Penumpang-penumpangnya bermacam-macam memberi corak beraneka warna di dalam sesaknya bis kecil ekonomi ini, mulai dari ibu-ibu pedagang ikan yang berbau amis, mbak-mbak atau mas-mas berbau segar hingga ibu-ibu berbadan besar yang parfumnya menempel di lenganku tidak hilang sebelum bajuku di cuci.
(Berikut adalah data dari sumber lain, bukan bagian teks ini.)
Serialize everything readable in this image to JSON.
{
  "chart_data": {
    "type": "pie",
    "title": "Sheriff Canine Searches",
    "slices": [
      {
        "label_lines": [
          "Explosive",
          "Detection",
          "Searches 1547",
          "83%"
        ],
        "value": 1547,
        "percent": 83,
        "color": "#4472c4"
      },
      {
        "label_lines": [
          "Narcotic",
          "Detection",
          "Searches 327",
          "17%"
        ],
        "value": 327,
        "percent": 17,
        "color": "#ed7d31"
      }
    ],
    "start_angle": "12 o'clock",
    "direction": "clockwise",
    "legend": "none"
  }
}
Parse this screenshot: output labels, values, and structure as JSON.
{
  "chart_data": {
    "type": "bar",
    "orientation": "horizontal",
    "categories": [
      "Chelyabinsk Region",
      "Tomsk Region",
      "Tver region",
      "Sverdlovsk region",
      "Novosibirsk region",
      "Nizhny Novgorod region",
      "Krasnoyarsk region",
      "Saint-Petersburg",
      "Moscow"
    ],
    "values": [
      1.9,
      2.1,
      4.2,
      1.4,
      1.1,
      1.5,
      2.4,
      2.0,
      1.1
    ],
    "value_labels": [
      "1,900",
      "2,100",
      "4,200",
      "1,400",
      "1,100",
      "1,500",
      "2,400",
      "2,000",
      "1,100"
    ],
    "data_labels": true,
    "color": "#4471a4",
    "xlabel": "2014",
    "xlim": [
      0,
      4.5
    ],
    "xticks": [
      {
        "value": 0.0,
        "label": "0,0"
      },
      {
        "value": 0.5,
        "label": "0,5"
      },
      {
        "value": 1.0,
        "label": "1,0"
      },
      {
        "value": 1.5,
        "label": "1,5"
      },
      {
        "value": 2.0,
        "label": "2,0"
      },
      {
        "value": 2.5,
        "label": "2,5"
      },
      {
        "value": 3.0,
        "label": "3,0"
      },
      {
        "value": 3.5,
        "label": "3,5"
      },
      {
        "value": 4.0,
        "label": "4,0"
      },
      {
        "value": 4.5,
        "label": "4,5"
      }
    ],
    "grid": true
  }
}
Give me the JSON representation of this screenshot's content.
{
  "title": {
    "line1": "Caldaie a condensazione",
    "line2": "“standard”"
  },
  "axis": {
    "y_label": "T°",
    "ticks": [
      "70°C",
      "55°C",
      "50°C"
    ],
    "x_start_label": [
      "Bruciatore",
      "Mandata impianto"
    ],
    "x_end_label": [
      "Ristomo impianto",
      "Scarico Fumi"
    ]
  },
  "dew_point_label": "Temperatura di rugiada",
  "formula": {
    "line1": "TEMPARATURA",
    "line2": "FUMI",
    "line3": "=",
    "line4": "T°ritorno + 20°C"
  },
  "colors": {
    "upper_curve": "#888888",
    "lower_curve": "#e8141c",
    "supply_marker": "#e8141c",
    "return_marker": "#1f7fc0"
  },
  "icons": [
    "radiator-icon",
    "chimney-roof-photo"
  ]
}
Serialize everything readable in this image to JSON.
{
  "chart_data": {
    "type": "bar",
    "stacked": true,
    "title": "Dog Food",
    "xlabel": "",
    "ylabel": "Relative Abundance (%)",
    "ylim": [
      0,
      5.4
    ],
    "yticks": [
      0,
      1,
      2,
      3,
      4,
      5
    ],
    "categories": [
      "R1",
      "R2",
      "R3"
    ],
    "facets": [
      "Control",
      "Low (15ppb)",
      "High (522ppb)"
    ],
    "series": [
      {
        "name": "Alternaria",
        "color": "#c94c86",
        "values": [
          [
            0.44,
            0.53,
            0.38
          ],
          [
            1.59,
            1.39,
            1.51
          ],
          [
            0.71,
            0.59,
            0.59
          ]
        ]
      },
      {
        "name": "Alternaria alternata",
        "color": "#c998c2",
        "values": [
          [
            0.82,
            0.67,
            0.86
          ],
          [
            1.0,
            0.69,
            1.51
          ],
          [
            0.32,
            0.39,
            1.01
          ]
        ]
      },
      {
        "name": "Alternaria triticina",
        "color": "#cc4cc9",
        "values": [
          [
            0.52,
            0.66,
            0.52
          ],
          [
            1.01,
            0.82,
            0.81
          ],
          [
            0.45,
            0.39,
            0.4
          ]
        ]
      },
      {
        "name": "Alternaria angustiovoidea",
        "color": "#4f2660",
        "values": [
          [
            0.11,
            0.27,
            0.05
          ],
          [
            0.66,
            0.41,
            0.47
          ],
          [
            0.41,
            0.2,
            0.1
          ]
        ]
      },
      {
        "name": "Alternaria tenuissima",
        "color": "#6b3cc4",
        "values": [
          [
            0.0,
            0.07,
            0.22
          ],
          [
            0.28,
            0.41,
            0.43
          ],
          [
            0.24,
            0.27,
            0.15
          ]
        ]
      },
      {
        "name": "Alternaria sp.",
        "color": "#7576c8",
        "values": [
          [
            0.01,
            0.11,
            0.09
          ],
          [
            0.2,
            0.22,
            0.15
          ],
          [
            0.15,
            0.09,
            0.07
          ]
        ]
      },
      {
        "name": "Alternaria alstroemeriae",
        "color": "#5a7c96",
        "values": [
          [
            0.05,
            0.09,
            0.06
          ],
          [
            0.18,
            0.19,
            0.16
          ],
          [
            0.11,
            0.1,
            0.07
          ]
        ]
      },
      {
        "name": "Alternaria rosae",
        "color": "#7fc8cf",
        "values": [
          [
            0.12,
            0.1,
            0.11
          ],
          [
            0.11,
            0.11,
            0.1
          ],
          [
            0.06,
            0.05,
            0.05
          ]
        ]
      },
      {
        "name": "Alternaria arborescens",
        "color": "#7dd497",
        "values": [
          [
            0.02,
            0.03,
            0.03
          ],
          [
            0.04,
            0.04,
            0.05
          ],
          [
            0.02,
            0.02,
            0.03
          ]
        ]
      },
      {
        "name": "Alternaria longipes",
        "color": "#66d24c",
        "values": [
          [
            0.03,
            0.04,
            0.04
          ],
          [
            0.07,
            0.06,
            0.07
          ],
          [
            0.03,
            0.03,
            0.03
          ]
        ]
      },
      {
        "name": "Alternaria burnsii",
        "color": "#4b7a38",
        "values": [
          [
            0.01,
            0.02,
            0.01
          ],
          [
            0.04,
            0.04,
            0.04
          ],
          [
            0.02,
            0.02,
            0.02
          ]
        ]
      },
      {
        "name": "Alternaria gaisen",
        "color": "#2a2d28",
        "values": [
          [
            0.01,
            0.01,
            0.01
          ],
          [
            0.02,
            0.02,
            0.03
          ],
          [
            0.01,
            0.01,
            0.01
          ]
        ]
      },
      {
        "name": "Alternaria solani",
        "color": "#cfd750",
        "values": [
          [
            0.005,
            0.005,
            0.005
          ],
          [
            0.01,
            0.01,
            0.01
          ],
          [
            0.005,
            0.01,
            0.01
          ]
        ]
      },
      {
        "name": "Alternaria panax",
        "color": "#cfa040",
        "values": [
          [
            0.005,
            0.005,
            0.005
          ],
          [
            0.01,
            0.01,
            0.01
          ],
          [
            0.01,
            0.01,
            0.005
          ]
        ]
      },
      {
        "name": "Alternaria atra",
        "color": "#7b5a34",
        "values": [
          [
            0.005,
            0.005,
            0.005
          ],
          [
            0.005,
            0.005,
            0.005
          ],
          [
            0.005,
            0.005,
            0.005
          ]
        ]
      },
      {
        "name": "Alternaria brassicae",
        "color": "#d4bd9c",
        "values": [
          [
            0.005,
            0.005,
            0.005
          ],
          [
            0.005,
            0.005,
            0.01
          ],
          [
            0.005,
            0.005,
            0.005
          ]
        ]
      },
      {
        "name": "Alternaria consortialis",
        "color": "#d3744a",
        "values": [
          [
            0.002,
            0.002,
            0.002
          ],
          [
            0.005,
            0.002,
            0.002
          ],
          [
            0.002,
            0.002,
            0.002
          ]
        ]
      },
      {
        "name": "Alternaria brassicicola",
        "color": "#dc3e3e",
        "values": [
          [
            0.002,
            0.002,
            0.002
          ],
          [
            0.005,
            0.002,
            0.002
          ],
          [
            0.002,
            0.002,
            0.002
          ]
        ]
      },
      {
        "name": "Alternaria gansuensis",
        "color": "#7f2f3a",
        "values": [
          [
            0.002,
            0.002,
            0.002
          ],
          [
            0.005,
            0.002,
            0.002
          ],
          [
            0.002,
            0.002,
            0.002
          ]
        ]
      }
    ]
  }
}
Om-om berkulit putih dan gendut yang mungkin pemilik toko di Ungaran yang setiap satu bis dengannya, ia pasti duduk bersandar dengan nikmatnya, memasang head set di telinga dengan musik menghentak mungkin hip hop (aku bisa mendengarnya dengan jelas), apapun yang terjadi ia tidak pernah memberikan kursinya untuk orang lain, serenta apapun orang tua yang naik bahkan yang memakai tongkat sekalipun, ibu-ibu yang hamil besar atau sedang menggendong anak kecil, tidak pernah ia berdiri untuk mereka. Mbak-mbak atau ibu-ibu yang selalu berdiri memberikan tempat duduk mereka pada yang terlihat lebih membutuhkan atau merasa waktunya untuk duduk sudah terlalu lama dan saatnya bergantian untuk berdiri --jangan bertanya mengapa aku tidak menyebut bapak-bapak atau mas-mas, karena jarang terjadi meskipun ada juga beberapa yang melakukannya-- mulai dari yang memang sengaja mencolek pinggang atau bahu dan mempersilahkan duduk di tempatnya hingga yang dengan tenang, diam-diam berdiri seolah-olah sudah sampai di perhentiannya hanya agar orang lain bisa duduk di kursi tempatnya duduk sebelumnya. Perlu di ketahui dalam bis ekonomi Semarang Salatiga, asas yang dijunjung tinggi adalah "Yang Penting Sampai" tidak memperdulikan duduk atau berdiri (kalau duduk syukur..kalalu berdiri berarti sedang kurang beruntung).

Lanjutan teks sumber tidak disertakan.